3M Public Spaces Survey Results

Company News

3M, the science-based technology company, has announced the results of its Public Spaces Survey, underlining concerns and risks around mobile working and ‘visual hacking’: in other words, being able to view sensitive or confidential data on someone’s laptop, tablet or phone.


Almost nine out of 10 mobile workers (87 per cent) said they have caught someone looking at their laptops in public spaces and 76 per cent admitted to inadvertently seeing something they should not have on someone else’s screen.  However, more than half of all interviewees admitted that they did not take any steps to protect important information while working in public.


The survey was conducted on behalf of 3M by security industry expert firm The Ponemon Institute, which conducted a series of interviews with professionals working on their laptops in public spaces.  Says Peter Barker, EMEA Market Development Manager, 3M, “People know that visual hacking is a risk, yet many are still not taking preventative actions.  However, visual privacy is one of the easiest and most cost-effective areas of mobile security to implement, simply by installing privacy filters on all screens.”


To trial a 3M privacy filter, please request a sample via this website:


Survey findings – nine reasons to take visual privacy in public more seriously

  • 87 per cent of mobile workers said they had caught someone looking at their screens in public
  • 76 per cent had inadvertently seen something on someone else’s screen
  • 51 per cent of mobile workers said they took no steps to protect information while working in public spaces
  • 77 per cent of mobile workers said they were somewhat or very concerned about visual hacking
  • 80 per cent said privacy of personal information is important or very important
  • 43 per cent are worried visual hacking could lose them their jobs
  • 23 per cent are worried about identify theft resulting from visual hacking
  • 63 per cent have a gut feeling that visual hacking is a bigger issue than most of us realise
  • 71 per cent say that looking over their shoulders to check they are not being overlooked wastes time



The researcher questioned participants who were clearly working on their laptops in public spaces, such as a café or hotel lobby; they were also screened to ensure they were genuinely working and not just using their devices for leisure purposes.

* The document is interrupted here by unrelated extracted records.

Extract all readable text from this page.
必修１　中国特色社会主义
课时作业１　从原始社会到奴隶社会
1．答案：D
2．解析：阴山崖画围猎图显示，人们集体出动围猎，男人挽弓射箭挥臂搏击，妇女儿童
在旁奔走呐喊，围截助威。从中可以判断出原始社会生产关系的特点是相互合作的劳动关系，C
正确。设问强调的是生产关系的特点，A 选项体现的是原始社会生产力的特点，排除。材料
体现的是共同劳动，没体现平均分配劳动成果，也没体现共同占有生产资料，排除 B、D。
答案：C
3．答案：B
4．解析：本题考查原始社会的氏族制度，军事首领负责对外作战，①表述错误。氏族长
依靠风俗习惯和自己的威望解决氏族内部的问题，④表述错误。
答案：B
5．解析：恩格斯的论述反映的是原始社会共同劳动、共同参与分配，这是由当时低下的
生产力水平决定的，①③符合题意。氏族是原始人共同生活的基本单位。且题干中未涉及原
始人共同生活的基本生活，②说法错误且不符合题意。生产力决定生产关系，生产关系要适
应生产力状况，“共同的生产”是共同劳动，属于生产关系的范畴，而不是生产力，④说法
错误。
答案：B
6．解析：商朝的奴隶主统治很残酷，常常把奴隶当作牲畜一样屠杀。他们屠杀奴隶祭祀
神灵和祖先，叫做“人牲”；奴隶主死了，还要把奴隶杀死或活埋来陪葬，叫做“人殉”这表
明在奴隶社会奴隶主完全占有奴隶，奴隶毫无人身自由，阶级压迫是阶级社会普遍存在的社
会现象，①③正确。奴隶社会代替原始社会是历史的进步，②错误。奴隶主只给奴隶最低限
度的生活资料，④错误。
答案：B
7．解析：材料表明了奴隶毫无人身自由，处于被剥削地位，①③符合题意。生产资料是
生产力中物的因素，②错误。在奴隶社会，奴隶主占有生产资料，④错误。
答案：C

Whenever feasible, the interviewer looked at qualitative cues to determine whether or not interviewees seemed concerned that their computer screens may be seen by others and what they appeared to be doing (or not doing) to protect data from prying eyes. These cues included interviewees looking as though they were trying to keep screens out of view of others; using a privacy filters; and appearing concerned about using their laptops in crowded venues.